The five-layer AI stack India is betting on

Instead of chasing one giant breakthrough, India is building an interconnected five-layer AI stack, designed for population-scale use.

Application Layer

This is where AI meets real life—crop advisory systems, healthcare diagnostics, logistics optimisation, and governance tools. Crucially, these applications ride on India’s existing digital public platforms, allowing deployment at national scale rather than pilot-project scale.

Model Layer

India is deliberately avoiding the “bigger is always better” trap. The emphasis is on mid-sized, efficient, domain-specific models—especially for Indian languages and local contexts. These models may not trend on global AI leaderboards, but they are cheaper, faster, and easier to deploy.

Chip Layer

Recognising hardware dependency as a strategic vulnerability, India is pushing semiconductor design, AI accelerators, and global partnerships. The goal isn’t immediate self-sufficiency—it’s reduced strategic dependence.

Infrastructure Layer

AI needs compute, but it also needs access. India’s approach focuses on shared GPU access for startups, researchers, and public institutions, anchored to national digital infrastructure rather than siloed corporate data centers.

Energy Layer

This is the most overlooked piece globally. AI is energy-hungry. India’s emphasis on power-efficient models and sustainable data centers suggests a longer-term view—especially critical for climate-stressed economies. Together, this stack doesn’t look flashy. It looks practical. And that may be precisely why it’s being underestimated.

Why this debate is bigger than India vs IMF

This isn’t really about rankings or bruised egos at Davos. It’s about who defines technological leadership in the 21st century.

India is effectively arguing that AI’s economic value comes not from exclusivity but from diffusion. Not from a few companies extracting rents, but from millions of small productivity gains across society. There’s also a geopolitical layer. By positioning itself as an AI voice for the Global South, India is challenging a system where technological rules are written by a few rich nations—and imposed on everyone else. That’s not a small challenge. And it explains why the pushback felt sharp.

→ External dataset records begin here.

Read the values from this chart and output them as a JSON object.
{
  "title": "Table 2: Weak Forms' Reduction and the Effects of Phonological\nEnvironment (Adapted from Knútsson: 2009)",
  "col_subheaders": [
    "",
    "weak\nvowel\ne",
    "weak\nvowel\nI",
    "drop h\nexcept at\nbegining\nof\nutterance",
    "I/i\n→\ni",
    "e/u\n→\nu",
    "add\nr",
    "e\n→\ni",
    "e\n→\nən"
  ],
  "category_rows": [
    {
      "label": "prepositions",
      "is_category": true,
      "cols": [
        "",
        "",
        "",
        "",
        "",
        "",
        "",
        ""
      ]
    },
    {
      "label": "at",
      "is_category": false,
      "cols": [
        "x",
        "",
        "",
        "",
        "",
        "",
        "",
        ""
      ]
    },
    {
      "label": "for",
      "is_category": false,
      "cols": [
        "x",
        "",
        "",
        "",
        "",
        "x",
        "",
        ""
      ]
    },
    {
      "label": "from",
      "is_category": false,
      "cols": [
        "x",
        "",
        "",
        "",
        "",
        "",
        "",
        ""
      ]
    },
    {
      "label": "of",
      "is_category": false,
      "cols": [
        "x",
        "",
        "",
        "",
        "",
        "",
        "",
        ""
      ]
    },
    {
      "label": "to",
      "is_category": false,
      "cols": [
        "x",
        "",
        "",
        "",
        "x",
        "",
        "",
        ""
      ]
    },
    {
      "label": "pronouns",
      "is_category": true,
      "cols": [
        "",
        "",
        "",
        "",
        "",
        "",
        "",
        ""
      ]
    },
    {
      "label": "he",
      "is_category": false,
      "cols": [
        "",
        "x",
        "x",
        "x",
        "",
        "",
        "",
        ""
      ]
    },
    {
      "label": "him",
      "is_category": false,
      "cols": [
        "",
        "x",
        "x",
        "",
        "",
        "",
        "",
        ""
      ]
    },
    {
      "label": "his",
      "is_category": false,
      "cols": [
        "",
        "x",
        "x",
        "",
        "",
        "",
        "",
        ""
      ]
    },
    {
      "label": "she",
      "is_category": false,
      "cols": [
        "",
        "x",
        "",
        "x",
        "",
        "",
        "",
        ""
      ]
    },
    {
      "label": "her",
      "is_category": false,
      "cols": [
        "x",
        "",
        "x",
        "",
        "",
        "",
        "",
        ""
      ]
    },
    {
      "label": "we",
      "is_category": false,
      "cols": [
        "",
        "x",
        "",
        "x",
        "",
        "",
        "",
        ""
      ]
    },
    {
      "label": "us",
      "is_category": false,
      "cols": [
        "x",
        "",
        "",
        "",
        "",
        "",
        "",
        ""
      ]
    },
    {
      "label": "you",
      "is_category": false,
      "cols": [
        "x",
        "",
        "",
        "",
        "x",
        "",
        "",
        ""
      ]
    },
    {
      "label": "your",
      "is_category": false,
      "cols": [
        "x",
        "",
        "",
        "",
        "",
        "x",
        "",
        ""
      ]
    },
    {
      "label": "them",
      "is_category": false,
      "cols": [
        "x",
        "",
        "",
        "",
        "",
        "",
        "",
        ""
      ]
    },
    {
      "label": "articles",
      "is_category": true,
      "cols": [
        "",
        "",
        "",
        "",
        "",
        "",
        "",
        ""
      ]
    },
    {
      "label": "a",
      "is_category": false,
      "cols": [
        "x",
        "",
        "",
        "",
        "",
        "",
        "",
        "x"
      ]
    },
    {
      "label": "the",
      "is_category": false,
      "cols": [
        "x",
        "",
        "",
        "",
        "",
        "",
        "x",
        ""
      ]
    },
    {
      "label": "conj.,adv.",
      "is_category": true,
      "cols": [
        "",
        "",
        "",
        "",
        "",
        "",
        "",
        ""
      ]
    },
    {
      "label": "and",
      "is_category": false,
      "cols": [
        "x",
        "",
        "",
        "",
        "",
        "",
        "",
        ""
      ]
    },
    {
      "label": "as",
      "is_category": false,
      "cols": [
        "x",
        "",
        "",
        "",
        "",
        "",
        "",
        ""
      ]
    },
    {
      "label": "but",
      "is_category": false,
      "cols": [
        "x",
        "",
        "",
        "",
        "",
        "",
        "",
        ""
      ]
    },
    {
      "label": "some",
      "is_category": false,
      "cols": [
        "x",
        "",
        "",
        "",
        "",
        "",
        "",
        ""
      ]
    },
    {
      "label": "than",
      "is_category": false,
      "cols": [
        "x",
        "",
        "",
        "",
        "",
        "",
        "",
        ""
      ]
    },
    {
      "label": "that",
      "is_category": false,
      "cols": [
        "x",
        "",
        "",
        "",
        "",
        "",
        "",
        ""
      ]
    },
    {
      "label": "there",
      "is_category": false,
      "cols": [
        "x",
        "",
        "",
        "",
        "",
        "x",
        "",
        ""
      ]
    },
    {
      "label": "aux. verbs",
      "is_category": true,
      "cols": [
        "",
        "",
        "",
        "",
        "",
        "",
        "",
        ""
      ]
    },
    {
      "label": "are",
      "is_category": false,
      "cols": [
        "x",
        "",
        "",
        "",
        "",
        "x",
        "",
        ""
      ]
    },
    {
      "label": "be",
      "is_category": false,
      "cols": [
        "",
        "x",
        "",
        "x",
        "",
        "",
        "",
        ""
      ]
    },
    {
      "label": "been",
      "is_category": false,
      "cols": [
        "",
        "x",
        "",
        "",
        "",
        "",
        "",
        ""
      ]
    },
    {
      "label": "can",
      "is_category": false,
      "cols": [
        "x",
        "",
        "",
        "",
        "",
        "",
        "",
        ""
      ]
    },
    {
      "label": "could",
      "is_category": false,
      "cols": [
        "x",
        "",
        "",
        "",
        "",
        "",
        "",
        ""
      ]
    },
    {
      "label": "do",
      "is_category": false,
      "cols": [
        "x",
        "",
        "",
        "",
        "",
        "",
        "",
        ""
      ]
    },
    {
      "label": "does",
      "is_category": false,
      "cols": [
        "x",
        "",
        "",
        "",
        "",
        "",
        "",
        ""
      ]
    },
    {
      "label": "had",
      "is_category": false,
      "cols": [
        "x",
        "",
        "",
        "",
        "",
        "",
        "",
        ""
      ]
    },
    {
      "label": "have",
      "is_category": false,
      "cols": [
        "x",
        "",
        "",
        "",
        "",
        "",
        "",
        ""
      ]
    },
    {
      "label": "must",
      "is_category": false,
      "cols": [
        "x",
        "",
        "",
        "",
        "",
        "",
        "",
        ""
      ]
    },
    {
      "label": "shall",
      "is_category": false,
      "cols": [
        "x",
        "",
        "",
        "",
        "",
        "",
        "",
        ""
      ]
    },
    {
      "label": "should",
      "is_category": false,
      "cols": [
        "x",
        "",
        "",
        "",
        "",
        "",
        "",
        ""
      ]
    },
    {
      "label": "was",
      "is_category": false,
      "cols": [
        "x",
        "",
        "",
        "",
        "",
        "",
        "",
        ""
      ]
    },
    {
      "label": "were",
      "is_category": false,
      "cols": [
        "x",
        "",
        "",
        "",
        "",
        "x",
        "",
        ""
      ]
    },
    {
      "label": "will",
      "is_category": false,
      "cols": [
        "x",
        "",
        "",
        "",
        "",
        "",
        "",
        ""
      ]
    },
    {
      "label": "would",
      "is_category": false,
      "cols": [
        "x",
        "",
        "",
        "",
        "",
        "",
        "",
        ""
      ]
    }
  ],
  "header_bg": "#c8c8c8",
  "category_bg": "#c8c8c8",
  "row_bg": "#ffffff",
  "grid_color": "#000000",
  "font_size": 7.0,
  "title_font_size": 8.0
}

My take: the world may be using the wrong scoreboard

Calling India “second-tier” only makes sense if you believe AI is a sport played by a handful of teams in Silicon Valley and a few Chinese labs.

If, instead, you believe AI is a general-purpose technology whose success depends on adoption, affordability, and trust—then India may actually be ahead of the curve.

The irony? By the time the world realises this, the “second-tier” label may look deeply outdated.

FAQ

Did the IMF officially downgrade India’s AI status?

No. The remark reflected a perspective, not a formal classification—but perceptions matter.

Why doesn’t India focus on building the largest AI models?

Because large models are expensive, energy-intensive, and benefit limited users. India prioritizes scalable impact.

What makes India’s AI strategy different globally?

Its focus on digital public infrastructure and population-scale deployment.

Is India anti-frontier AI research?

Not at all. The strategy is balanced—frontier research exists, but it isn’t the sole benchmark.

Why does this matter for ordinary citizens?

Because AI’s real power lies in everyday use—healthcare, farming, governance—not just lab demos.